Kasus ini bermula dari dugaan pelanggaran aturan dalam pembagian kuota tambahan haji 2024. Sesuai UU, kuota haji seharusnya dibagi masing-masing 92 persen untuk haji reguler dan 8 persen untuk haji khusus.
Namun, Kementerian Agama melakukan diskresi terhadap kuota tambahan sebesar 20.000 jamaah yang diberikan Pemerintah Arab Saudi dengan membaginya secara merata alias 50:50, yakni 10.000 untuk jamaah reguler dan 10.000 untuk haji khusus.
Pembagian yang tidak sesuai dengan ketentuan tersebut memunculkan dugaan adanya praktik jual-beli kuota haji khusus oleh oknum di Kementerian Agama kepada sejumlah biro travel haji dan umrah.
Praktik itu diduga dilakukan agar jamaah dapat berangkat pada tahun yang sama tanpa harus antre, dengan syarat memberikan uang pelicin untuk mendapatkan kuota tersebut.

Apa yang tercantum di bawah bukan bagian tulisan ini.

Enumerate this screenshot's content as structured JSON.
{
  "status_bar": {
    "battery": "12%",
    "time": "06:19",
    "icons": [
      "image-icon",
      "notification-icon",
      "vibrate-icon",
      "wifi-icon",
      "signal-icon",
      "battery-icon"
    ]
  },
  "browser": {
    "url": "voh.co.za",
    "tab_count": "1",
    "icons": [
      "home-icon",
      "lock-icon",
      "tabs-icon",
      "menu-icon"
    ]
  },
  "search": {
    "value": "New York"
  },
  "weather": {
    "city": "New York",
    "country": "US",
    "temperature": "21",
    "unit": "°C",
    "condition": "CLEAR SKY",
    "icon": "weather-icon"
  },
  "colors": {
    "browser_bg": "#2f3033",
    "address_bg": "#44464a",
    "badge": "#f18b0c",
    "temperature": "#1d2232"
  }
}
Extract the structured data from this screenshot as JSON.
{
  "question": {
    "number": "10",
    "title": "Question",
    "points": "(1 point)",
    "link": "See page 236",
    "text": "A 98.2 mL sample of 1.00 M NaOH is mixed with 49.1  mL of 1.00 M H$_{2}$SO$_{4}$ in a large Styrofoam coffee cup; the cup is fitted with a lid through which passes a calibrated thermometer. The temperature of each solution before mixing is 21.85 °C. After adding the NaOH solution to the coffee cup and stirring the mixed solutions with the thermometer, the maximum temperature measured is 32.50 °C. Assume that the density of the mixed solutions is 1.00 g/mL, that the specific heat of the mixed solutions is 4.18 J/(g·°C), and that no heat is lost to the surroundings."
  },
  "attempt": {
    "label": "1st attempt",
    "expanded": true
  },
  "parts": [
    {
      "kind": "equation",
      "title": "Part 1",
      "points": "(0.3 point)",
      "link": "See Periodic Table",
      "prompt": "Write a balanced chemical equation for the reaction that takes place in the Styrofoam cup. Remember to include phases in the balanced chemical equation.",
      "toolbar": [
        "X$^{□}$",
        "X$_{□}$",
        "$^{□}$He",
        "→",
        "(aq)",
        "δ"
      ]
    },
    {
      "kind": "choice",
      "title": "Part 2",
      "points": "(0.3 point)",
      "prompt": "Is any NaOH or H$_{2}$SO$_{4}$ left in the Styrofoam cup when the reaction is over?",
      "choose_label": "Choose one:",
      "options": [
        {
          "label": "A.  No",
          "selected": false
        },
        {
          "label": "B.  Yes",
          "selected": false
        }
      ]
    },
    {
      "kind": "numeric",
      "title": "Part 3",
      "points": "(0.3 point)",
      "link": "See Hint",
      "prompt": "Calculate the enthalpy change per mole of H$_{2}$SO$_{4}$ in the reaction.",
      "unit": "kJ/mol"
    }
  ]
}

Penyidikan itu dilakukan dengan menerbitkan sprindik umum melalui jeratan Pasal 2 Ayat (1) dan atau Pasal 3 UU Nomor 31/1999 tentang Pemberantasan Tindak Pidana Korupsi sebagaimana telah diubah dengan UU Nomor 20/2021 juncto Pasal 55 Ayat (1) ke-1 KUHP. (fajar)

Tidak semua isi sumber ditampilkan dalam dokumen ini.